Затем Вадим Степанович сам переходит в наступление, он резонно заявляет, что заключенный заключенному рознь, если речь идет о насильниках и убийцах, то обращаться с ними надо еще строже, общественность требует применять к ним смертную казнь. Дальше — явно заготовленный, но не совсем корректный прием: он предлагает писателю встретиться с родителями недавно убитого в центре Москвы юноши, жертвы нашумевшего тогда преступления. Тикунов: «Разумеется, Солженицын отказался от встречи, он говорил только об облегчении участи заключенных, находящихся в исправительно-трудовых учреждениях».

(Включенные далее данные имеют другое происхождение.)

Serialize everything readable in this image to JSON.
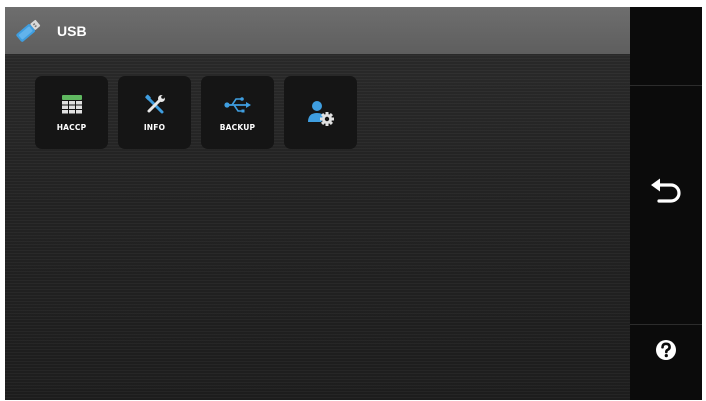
{
  "header": {
    "title": "USB",
    "icon": "usb-stick-icon"
  },
  "tiles": [
    {
      "label": "HACCP",
      "icon": "haccp-table-icon"
    },
    {
      "label": "INFO",
      "icon": "tools-icon"
    },
    {
      "label": "BACKUP",
      "icon": "usb-symbol-icon"
    },
    {
      "label": "",
      "icon": "user-settings-icon"
    }
  ],
  "sidebar": {
    "back_icon": "back-arrow-icon",
    "help_icon": "help-icon"
  },
  "colors": {
    "accent_blue": "#3f9ee0",
    "header_gray": "#666666",
    "haccp_green": "#5fb860"
  }
}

По-видимому, последнее слово осталось за министром (судя по его изложению). Писатель не смог подобрать к нему ключи. Так что же, все в порядке в СССР с положением заключенных в местах лишения свободы? Нет, конечно. Сами эти места находились тогда в кошмарном состоянии (только при Щёлокове осужденные в колониях получат такие элементарные права, как возможность переписываться с близкими, покупать продукты на заработанные деньги). Вадим Степанович это знает. Он предпринимает немало усилий, чтобы облегчить положение лиц, совершивших неопасные преступления. Просто Тикунов уверен, что не дело общественности совать в это нос. Сами разберутся. Он не был большим политиком…

Несомненно, разговор Щёлокова с писателем-правозащитником проходил бы иначе. Вряд ли бы даже они спорили. Скорее, искали бы варианты, что можно сделать.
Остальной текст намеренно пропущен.